Secara keseluruhan volume ini berfokus pada kepemimpinan pendidikan dan


hubungannya dengan tujuan sekolah, kontras dengan "perspektif instrumental" yang telah
muncul dengan munculnya rasionalisasi teknis di sektor pendidikan dengan perspektif bahwa
berfokus pada pengembangan manusia untuk belajar dan hidup bersama; ketegangan yang
saya rujuk ke tempat lain sebagai sekolah "anak yang diuji secara akademis" versus
"pengembangan- menghitung anak lengkap”.

Seperempat abad pembuatan kebijakan pemerintah di beberapa negara-negara di


seluruh dunia, sering didorong oleh badan-badan internasional, meningkatkan dengan tegas
meminta pertanggungjawaban pendidik sekolah atas kinerja mereka pada beberapa metrik,
biasanya prestasi siswa dalam beberapa mata pelajaran. Ketegangan-ketegangan ini berlabuh
dalam tujuan sekolah yang berbeda dan sering bertentangan (misalnya, demokratis, efisiensi
sosial, mobilitas sosial, kolonisasi) bukanlah hal baru meskipun sudah ada Membingkai
kepemimpinan pendidikan dengan cara ini, volume menangkap bagaimana situasi (sosial,
budaya, politik, dan sebagainya) kepemimpinan pendidikan bukan hanya sekedar latar
belakang untuk pekerjaan para pemimpin pendidikan tetapi pada dasarnya merupakan
konstitutif dari praktik kepemimpinan pendidikan di dalam dan di luar sekolah. Sebagian
besar diambil untuk situasi yang diberikan (sosial, budaya, politik, dan sebagainya)
berkontribusi untuk menentukan praktek ership dengan membingkai dan memfokuskan
interaksi antara pendidik sekolah dan pemangku kepentingan pendidikan utama lainnya saat
mereka bekerja untuk mendukung dan meningkatkan pengajaran, mempertahankan kualitas
instruksional, dan berusaha untuk mengatasi ketidaksetaraan dalam kesempatan siswa
masyarakat untuk belajar dan berkembang sebagai warga negara.
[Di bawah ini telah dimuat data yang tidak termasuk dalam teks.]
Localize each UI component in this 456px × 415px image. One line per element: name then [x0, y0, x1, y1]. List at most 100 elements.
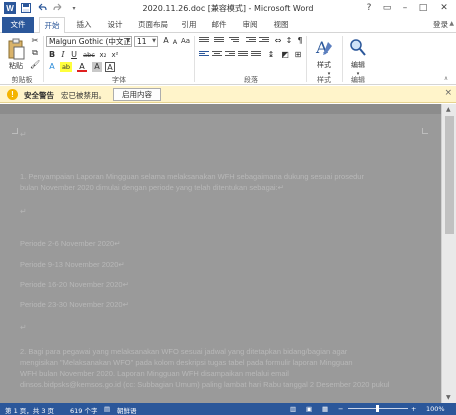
security-warning-bar: ! 安全警告 宏已被禁用。 启用内容 × — [0, 86, 456, 103]
group-paragraph: 段落 — [244, 76, 258, 84]
underline-icon[interactable]: U — [69, 50, 79, 60]
tab-mailings[interactable]: 邮件 — [208, 17, 230, 33]
read-mode-icon[interactable]: ▥ — [290, 405, 296, 413]
align-left-icon[interactable] — [199, 51, 209, 60]
web-layout-icon[interactable]: ▦ — [322, 405, 328, 413]
group-editing: 编辑 — [351, 76, 365, 84]
security-warning-title: 安全警告 — [24, 91, 54, 100]
zoom-in-icon[interactable]: + — [411, 405, 416, 413]
scroll-thumb[interactable] — [445, 116, 454, 234]
shading-icon[interactable]: ◩ — [280, 50, 290, 60]
font-name-value: Malgun Gothic (中文正 — [49, 37, 131, 46]
zoom-out-icon[interactable]: − — [338, 405, 343, 413]
separator — [43, 36, 44, 82]
warning-icon: ! — [7, 89, 18, 100]
numbering-icon[interactable] — [214, 37, 224, 46]
format-painter-icon[interactable]: 🖌 — [30, 60, 40, 70]
paragraph-mark: ↵ — [20, 207, 27, 216]
zoom-level[interactable]: 100% — [426, 405, 445, 413]
tab-design[interactable]: 设计 — [104, 17, 126, 33]
multilevel-list-icon[interactable] — [229, 37, 239, 46]
line-spacing-icon[interactable]: ↨ — [266, 50, 276, 60]
chevron-down-icon: ▼ — [126, 38, 130, 44]
borders-icon[interactable]: ⊞ — [293, 50, 303, 60]
document-line: dinsos.bidpsks@kemsos.go.id (cc: Subbagi… — [20, 380, 390, 389]
document-line: 2. Bagi para pegawai yang melaksanakan W… — [20, 347, 348, 356]
tab-references[interactable]: 引用 — [178, 17, 200, 33]
help-button[interactable]: ? — [360, 0, 378, 16]
font-size-value: 11 — [137, 37, 147, 46]
margin-mark — [12, 128, 18, 134]
document-page[interactable]: ↵ 1. Penyampaian Laporan Mingguan selama … — [0, 114, 441, 403]
word-count[interactable]: 619 个字 — [70, 405, 97, 415]
zoom-slider-thumb[interactable] — [376, 405, 379, 412]
separator — [306, 36, 307, 82]
close-button[interactable]: ✕ — [432, 0, 456, 16]
document-area: ↵ 1. Penyampaian Laporan Mingguan selama … — [0, 104, 456, 403]
minimize-button[interactable]: – — [396, 0, 414, 16]
paragraph-mark: ↵ — [20, 130, 27, 139]
tab-file[interactable]: 文件 — [2, 17, 34, 33]
vertical-scrollbar[interactable]: ▲ ▼ — [441, 104, 456, 403]
document-line: WFH bulan November 2020. Laporan Minggua… — [20, 369, 289, 378]
document-line: mengisikan "Melaksanakan WFO" pada kolom… — [20, 358, 353, 367]
character-shading-icon[interactable]: A — [92, 62, 102, 72]
maximize-button[interactable]: □ — [414, 0, 432, 16]
document-line: 1. Penyampaian Laporan Mingguan selama m… — [20, 172, 364, 181]
collapse-ribbon-caret-icon[interactable]: ∧ — [441, 74, 451, 84]
scroll-down-icon[interactable]: ▼ — [446, 394, 451, 401]
font-color-icon[interactable]: A — [77, 62, 87, 72]
tab-home[interactable]: 开始 — [39, 17, 65, 34]
document-line: Periode 16-20 November 2020↵ — [20, 280, 129, 289]
find-replace-icon[interactable] — [347, 36, 369, 60]
close-icon[interactable]: × — [444, 88, 452, 98]
justify-icon[interactable] — [238, 51, 248, 60]
superscript-icon[interactable]: x² — [110, 50, 120, 60]
italic-icon[interactable]: I — [58, 50, 68, 60]
bullets-icon[interactable] — [199, 37, 209, 46]
enable-content-button[interactable]: 启用内容 — [113, 88, 161, 101]
decrease-indent-icon[interactable] — [246, 37, 256, 46]
tab-page-layout[interactable]: 页面布局 — [135, 17, 171, 33]
sign-in-link[interactable]: 登录 — [433, 19, 448, 30]
document-line: Periode 9-13 November 2020↵ — [20, 260, 125, 269]
cut-icon[interactable]: ✂ — [30, 36, 40, 46]
tab-review[interactable]: 审阅 — [239, 17, 261, 33]
window-controls: ? ▭ – □ ✕ — [360, 0, 456, 16]
sort-icon[interactable]: ↕ — [284, 36, 294, 46]
tab-insert[interactable]: 插入 — [73, 17, 95, 33]
page-count[interactable]: 第 1 页，共 3 页 — [5, 405, 54, 415]
font-size-box[interactable]: 11 ▼ — [134, 36, 158, 47]
status-bar: 第 1 页，共 3 页 619 个字 ▤ 朝鲜语 ▥ ▣ ▦ − + 100% — [0, 403, 456, 415]
paste-button[interactable] — [6, 36, 26, 62]
increase-indent-icon[interactable] — [259, 37, 269, 46]
text-effects-icon[interactable]: A — [47, 62, 57, 72]
align-center-icon[interactable] — [212, 51, 222, 60]
ribbon-display-button[interactable]: ▭ — [378, 0, 396, 16]
print-layout-icon[interactable]: ▣ — [306, 405, 312, 413]
ribbon-tabs: 文件 开始 插入 设计 页面布局 引用 邮件 审阅 视图 登录 ▲ — [0, 17, 456, 34]
chinese-layout-icon[interactable]: ⇔ — [273, 36, 283, 46]
proofing-icon[interactable]: ▤ — [104, 405, 110, 413]
group-clipboard: 剪贴板 — [11, 76, 33, 84]
language-indicator[interactable]: 朝鲜语 — [117, 405, 137, 415]
character-border-icon[interactable]: A — [105, 62, 115, 72]
subscript-icon[interactable]: x₂ — [98, 50, 108, 60]
collapse-ribbon-icon[interactable]: ▲ — [449, 20, 454, 27]
copy-icon[interactable]: ⧉ — [30, 48, 40, 58]
distributed-icon[interactable] — [251, 51, 261, 60]
bold-icon[interactable]: B — [47, 50, 57, 60]
scroll-up-icon[interactable]: ▲ — [446, 106, 451, 113]
document-line: Periode 23-30 November 2020↵ — [20, 300, 129, 309]
font-name-box[interactable]: Malgun Gothic (中文正 ▼ — [46, 36, 132, 47]
show-marks-icon[interactable]: ¶ — [295, 36, 305, 46]
strikethrough-icon[interactable]: abc — [82, 50, 96, 60]
change-case-icon[interactable]: Aa — [179, 36, 192, 46]
document-line: Periode 2-6 November 2020↵ — [20, 239, 121, 248]
styles-gallery-icon[interactable]: A — [312, 36, 336, 60]
tab-view[interactable]: 视图 — [270, 17, 292, 33]
align-right-icon[interactable] — [225, 51, 235, 60]
highlight-icon[interactable]: ab — [60, 62, 72, 72]
group-font: 字体 — [112, 76, 126, 84]
document-line: bulan November 2020 dimulai dengan perio… — [20, 183, 284, 192]
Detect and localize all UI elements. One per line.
Dan, mereka melakukannya
secara berbeda, tergantung, di bagian penting, pada negara bangsa. Setiap bab yang
membentuk tubuh

Volume mengeksplorasi dasar-dasar budaya dan sosial dari kepemimpinan pendidikan


di negara yang berbeda atau yurisdiksi politik lainnya Itu menawarkan dua belas
penggambaran yang berbeda dari kepemimpinan pendidikan di berbeda Yurisdiksi politik
Asia, Eropa, dan Amerika Utara, menggarisbawahi bahwa meskipun kepemimpinan
pendidikan mungkin merupakan ide atau konsep yang dianut secara luas. struct secara global,
Rahmad Hidayat

setidaknya akhir-akhir ini, jauh dari konstruksi monolitik. Sebaliknya, meskipun ada
kesamaan, kepemimpinan dipahami dan dibentuk secara berbeda sebagai satu bergerak
melintasi perbatasan internasional. Sementara masing-masing bab menawarkan akun
pendidikan berbasis negara yang kaya kepemimpinan, untuk menghargai dan memanfaatkan
sepenuhnya kesempatan belajar yang menawarkan penting untuk membandingkan di
berbagai akun yang hadir untuk tidak hanya apa yang diperdebatkan dalam masing-masing
bab tetapi juga untuk keheningan apa itu

Saya mendorong pembaca untuk menerima kesempatan ini dan membenamkan diri
dalam pembelajaran dengan membandingkan kepemimpinan pendidikan di berbagai bangsa-
bangsa. Melakukan hal itu akan membantu pembaca mempelajari pelajaran tentang
bagaimana sosial, budaya, dan keadaan politik penting dengan memungkinkan dan
membatasi pemimpin pendidikan- praktek kapal di sekolah.